Another retail example of bundled pricing is with white goods, for example refrigerators or dishwashers. The kit includes the product being sold, the cost of installation, and different warranty and service options. This creates different versions of the same item where only the length and quality level of the service contract varies. The Original Goods Manufacturer (OEM) will provide the warranty pricing, since they will have the failure rate data over the life of the good for statistical analysis, optimizing profitability over the life of the good, and the associated recommended service contract options. As telematics, embedded sensor devices, and Internet of Things (IoT) data collection becomes more common component failure predictions improve, and earlier failure notifications can trigger service events before they even happen. The advent of IoT data collection and analytics in highly complex industrial goods like multi-million dollar medical, industrial, construction, and agriculture equipment may be the predecessor to monitoring and 100% availability of everyday household goods as well.

Do-It-Yourself retailers have another need for bundled pricing. Products are often sold in customer-centric bundles like a paint project. This might comprise all the things necessary for different sized projects, including paint, brushes, ladders, drop cloths, and other items. Any of these items may be priced individually, but together the bundled project items may need a competitive aggregate price, particularly for a seasonally promoted standard paint project. This requires optimizing separate item prices separately, the rolling them from the bottom up to an overall price. Once localized, competitive price positioning is done then a top-down approach must be applied to ensure minimum margins are maintained. When you add in tiering for larger and smaller paint projects, localization, individual item optimization, and bundled project pricing you get a complex problem to solve. Fortunately, this is still an easier problem to solve then bundled pricing for expiring goods (like airline or concert tickets) using yield pricing approaches!

Common repairs and projects can be priced as a bundle

There is an industrial goods equivalent here as well. Automotive repair and Independent Aftermarket Retailers face a similar pricing challenge. In this case brake jobs and common repairs need to be priced. These projects are comprised of the individual service items priced separately, such as brake pads, rotors, and other components, along with the price of labor. Once these are rolled up to an overall job price, caps must be considered to ensure the overall price is below competitive equivalents, as well as below consumer budgetary constraints similar to psychological price points used heavily by retailers. In this case the overall job needs to be less than $250, $500, $1,000, or other perceived consumer budget points rather than ending numbers like $.49, $.99, and other ending number rulesets. Labor hours and cost per hour may then be adjusted to achieve budget break points, but only to a point. As more and more technology is used in cars, trucks, aircraft, and other industrial goods even the simplest common repairs include many small electrical components and labor hours to repair and replace them. Telematics and other IoT data collection devices are only adding to the complexity of bundled Bill of Materials and how they are priced.

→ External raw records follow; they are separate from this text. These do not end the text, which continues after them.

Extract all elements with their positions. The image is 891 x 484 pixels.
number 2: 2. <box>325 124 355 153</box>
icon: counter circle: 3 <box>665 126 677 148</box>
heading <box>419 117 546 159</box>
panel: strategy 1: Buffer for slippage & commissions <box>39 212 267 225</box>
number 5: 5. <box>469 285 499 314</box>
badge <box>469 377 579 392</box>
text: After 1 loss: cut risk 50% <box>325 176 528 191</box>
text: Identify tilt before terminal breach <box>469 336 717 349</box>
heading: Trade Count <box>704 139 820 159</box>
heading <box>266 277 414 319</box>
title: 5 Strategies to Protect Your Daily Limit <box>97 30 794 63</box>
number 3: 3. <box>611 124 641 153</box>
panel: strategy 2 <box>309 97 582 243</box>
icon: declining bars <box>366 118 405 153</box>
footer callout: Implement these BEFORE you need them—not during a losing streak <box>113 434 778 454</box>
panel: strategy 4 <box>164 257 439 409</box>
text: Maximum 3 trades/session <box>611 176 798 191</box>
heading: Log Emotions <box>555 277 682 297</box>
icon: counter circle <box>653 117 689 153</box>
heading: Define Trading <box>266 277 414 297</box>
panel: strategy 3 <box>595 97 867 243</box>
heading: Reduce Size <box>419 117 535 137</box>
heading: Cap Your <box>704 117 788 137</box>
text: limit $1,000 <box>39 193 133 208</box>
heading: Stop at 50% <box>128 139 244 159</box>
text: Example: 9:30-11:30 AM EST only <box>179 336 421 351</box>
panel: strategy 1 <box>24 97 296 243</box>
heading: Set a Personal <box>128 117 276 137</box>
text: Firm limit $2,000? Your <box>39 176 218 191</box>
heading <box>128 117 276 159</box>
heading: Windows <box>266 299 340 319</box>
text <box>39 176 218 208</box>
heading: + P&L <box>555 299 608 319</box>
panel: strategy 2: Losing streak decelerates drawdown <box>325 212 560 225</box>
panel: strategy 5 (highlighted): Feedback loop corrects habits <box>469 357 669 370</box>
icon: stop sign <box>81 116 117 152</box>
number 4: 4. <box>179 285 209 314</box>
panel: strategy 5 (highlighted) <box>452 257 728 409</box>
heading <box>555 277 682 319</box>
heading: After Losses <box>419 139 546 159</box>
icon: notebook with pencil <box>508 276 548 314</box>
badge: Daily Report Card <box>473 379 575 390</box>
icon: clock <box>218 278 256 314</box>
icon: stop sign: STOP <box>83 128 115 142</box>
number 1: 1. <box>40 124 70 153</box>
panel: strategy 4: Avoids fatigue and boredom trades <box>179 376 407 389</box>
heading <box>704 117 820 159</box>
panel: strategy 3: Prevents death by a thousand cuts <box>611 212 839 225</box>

Modelling and aggregating the pricing of complex bills of material that include items and labor has been done for a long time in the aerospace and defense industries to optimize service contract pricing with defined equipment uptime or Service Level Agreement (SLA). These are often referred to as “power by the hour”, and is being adopted in other industrial goods verticals. Cadillac’s BOOK and Porsche’s Passport programs offer similar flexible ownership models that guarantee a certain level of product availability. Product IoT monitoring and predictive maintenance forecasting become even more important to the OEMs to maintain margins.

It is not too hard to imagine manufacturers offering similar ownership models for refrigerators, dishwashers, and other common household appliances as their monitoring and understanding of equipment usage improves over time. Demand shaping to optimize inventory, supply chain, pricing, and forecasting together will not be enough in the future. At some point IoT data collection, analysis, and optimization will need to be included to understand failure rates, proactively predict failures and provide alerts and service maintenance, and influence better inventory and pricing decisions.

In conclusion, bundling of items together for pricing seems like a simple concept, but it has many variations and uses across industries. There are also different pricing processes that can leverage these bundles, commonly referred to as complex bills of material or kits. The key is using them to achieve financial goals as you move beyond simple pricing methodologies. Their value is increasing as different products are being offered as a service and require service contract pricing, rather than discrete product pricing.